Was anyone really shocked to hear Sammy Sosa failed a drug test for steroids? Look, I liked Sosa as a player and as a personality in the game. But, he didn't look natural and was also one of the players who shrank noticeably when baseball strengthened its testing program (which means he probably wasn't taking the really good stuff).
The debate always drifts to whether or not he and other fingered or suspected juicers should be in the Hall of Fame. Sosa, Barry Bonds and Roger Clemens all become eligible in the same year (for the 2013 induction). It will be interesting to see how the BBWAA handle the voting. I've never been a big fan of that group as they seem incapable of analyzing players in the context of their era and of baseball history. They seem to look primarily for "magic numbers" like 3,000 hits, 500 home runs or 300 wins.

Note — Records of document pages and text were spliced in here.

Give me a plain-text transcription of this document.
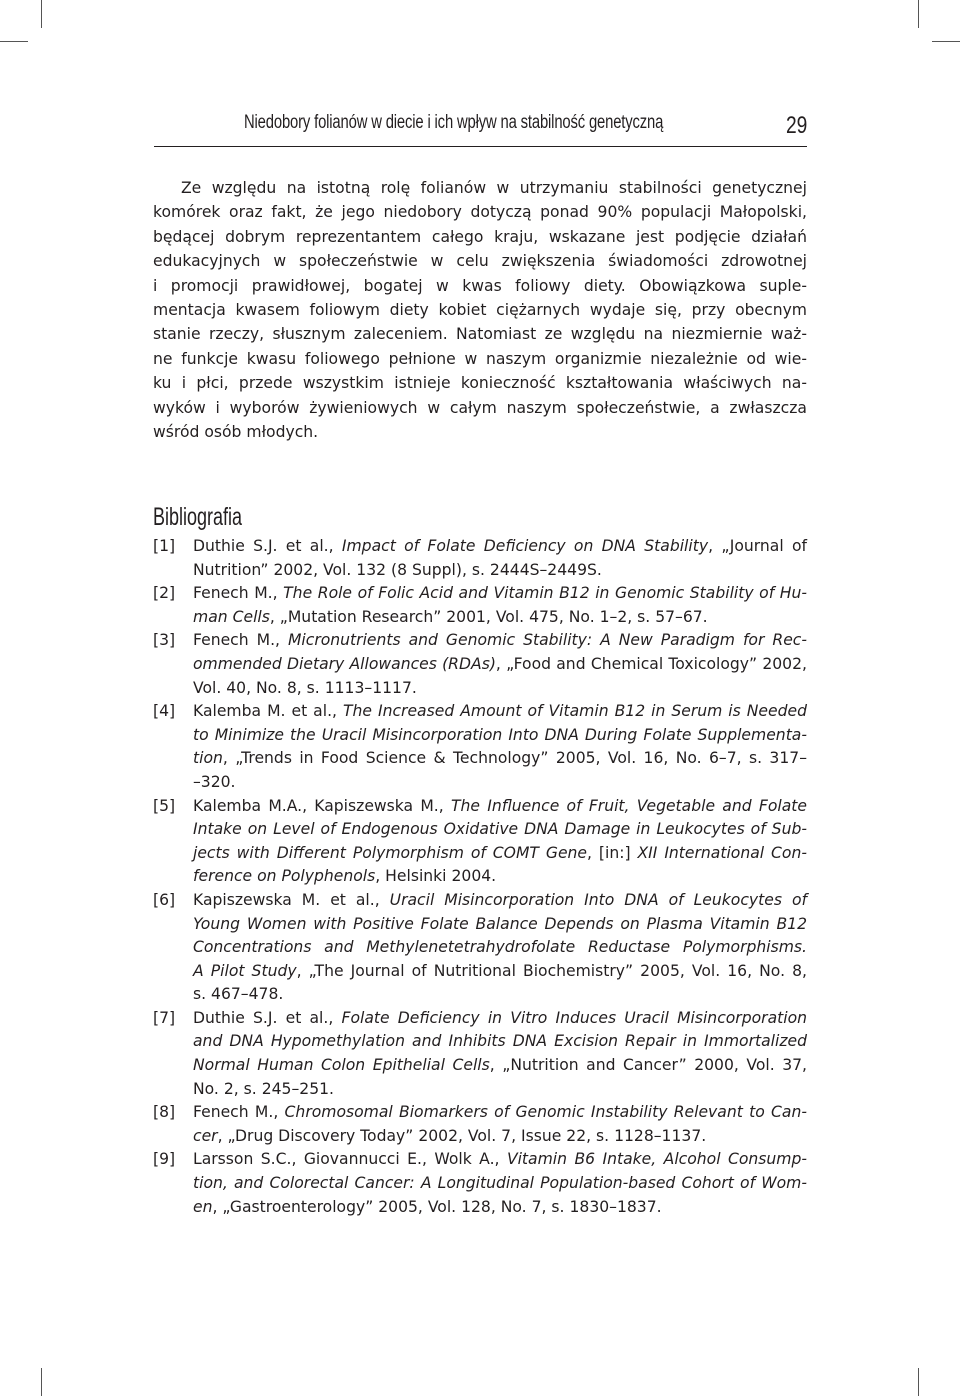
Niedobory folianów w diecie i ich wpływ na stabilność genetyczną	29
Ze względu na istotną rolę folianów w utrzymaniu stabilności genetycznej
komórek oraz fakt, że jego niedobory dotyczą ponad 90% populacji Małopolski,
będącej dobrym reprezentantem całego kraju, wskazane jest podjęcie działań
edukacyjnych w społeczeństwie w celu zwiększenia świadomości zdrowotnej
i promocji prawidłowej, bogatej w kwas foliowy diety. Obowiązkowa suple-
mentacja kwasem foliowym diety kobiet ciężarnych wydaje się, przy obecnym
stanie rzeczy, słusznym zaleceniem. Natomiast ze względu na niezmiernie waż-
ne funkcje kwasu foliowego pełnione w naszym organizmie niezależnie od wie-
ku i płci, przede wszystkim istnieje konieczność kształtowania właściwych na-
wyków i wyborów żywieniowych w całym naszym społeczeństwie, a zwłaszcza
wśród osób młodych.
Bibliografia
[1] Duthie S.J. et al., Impact of Folate Deficiency on DNA Stability, „Journal of
Nutrition” 2002, Vol. 132 (8 Suppl), s. 2444S–2449S.
[2] Fenech M., The Role of Folic Acid and Vitamin B12 in Genomic Stability of Hu-
man Cells, „Mutation Research” 2001, Vol. 475, No. 1–2, s. 57–67.
[3] Fenech M., Micronutrients and Genomic Stability: A New Paradigm for Rec-
ommended Dietary Allowances (RDAs), „Food and Chemical Toxicology” 2002,
Vol. 40, No. 8, s. 1113–1117.
[4] Kalemba M. et al., The Increased Amount of Vitamin B12 in Serum is Needed
to Minimize the Uracil Misincorporation Into DNA During Folate Supplementa-
tion, „Trends in Food Science & Technology” 2005, Vol. 16, No. 6–7, s. 317–
–320.
[5] Kalemba M.A., Kapiszewska M., The Influence of Fruit, Vegetable and Folate
Intake on Level of Endogenous Oxidative DNA Damage in Leukocytes of Sub-
jects with Different Polymorphism of COMT Gene, [in:] XII International Con-
ference on Polyphenols, Helsinki 2004.
[6] Kapiszewska M. et al., Uracil Misincorporation Into DNA of Leukocytes of
Young Women with Positive Folate Balance Depends on Plasma Vitamin B12
Concentrations and Methylenetetrahydrofolate Reductase Polymorphisms.
A Pilot Study, „The Journal of Nutritional Biochemistry” 2005, Vol. 16, No. 8,
s. 467–478.
[7] Duthie S.J. et al., Folate Deficiency in Vitro Induces Uracil Misincorporation
and DNA Hypomethylation and Inhibits DNA Excision Repair in Immortalized
Normal Human Colon Epithelial Cells, „Nutrition and Cancer” 2000, Vol. 37,
No. 2, s. 245–251.
[8] Fenech M., Chromosomal Biomarkers of Genomic Instability Relevant to Can-
cer, „Drug Discovery Today” 2002, Vol. 7, Issue 22, s. 1128–1137.
[9] Larsson S.C., Giovannucci E., Wolk A., Vitamin B6 Intake, Alcohol Consump-
tion, and Colorectal Cancer: A Longitudinal Population-based Cohort of Wom-
en, „Gastroenterology” 2005, Vol. 128, No. 7, s. 1830–1837.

Two players who are on the current ballot who get pathetically little support are Alan Trammell and Tim Raines. Trammell is not compared to players in his era or to past shortstops. Instead, he is compared to shortstops who player in the offensive explosion of the 1990s and beyond. He is not far beyond the unanimously-elected Cal Ripken Jr. if you take the Streak out of the equation. Raines was a dominant leadoff hitter for a long time. One of the best players in his league for more than a decade. Quite possibly one of the top five leadoff hitters of all time. My hope is that writers who are so bombastic in their rejection of the phony numbers of the past decade will give a fresh look to players who were truly great when compared to the era in which they played.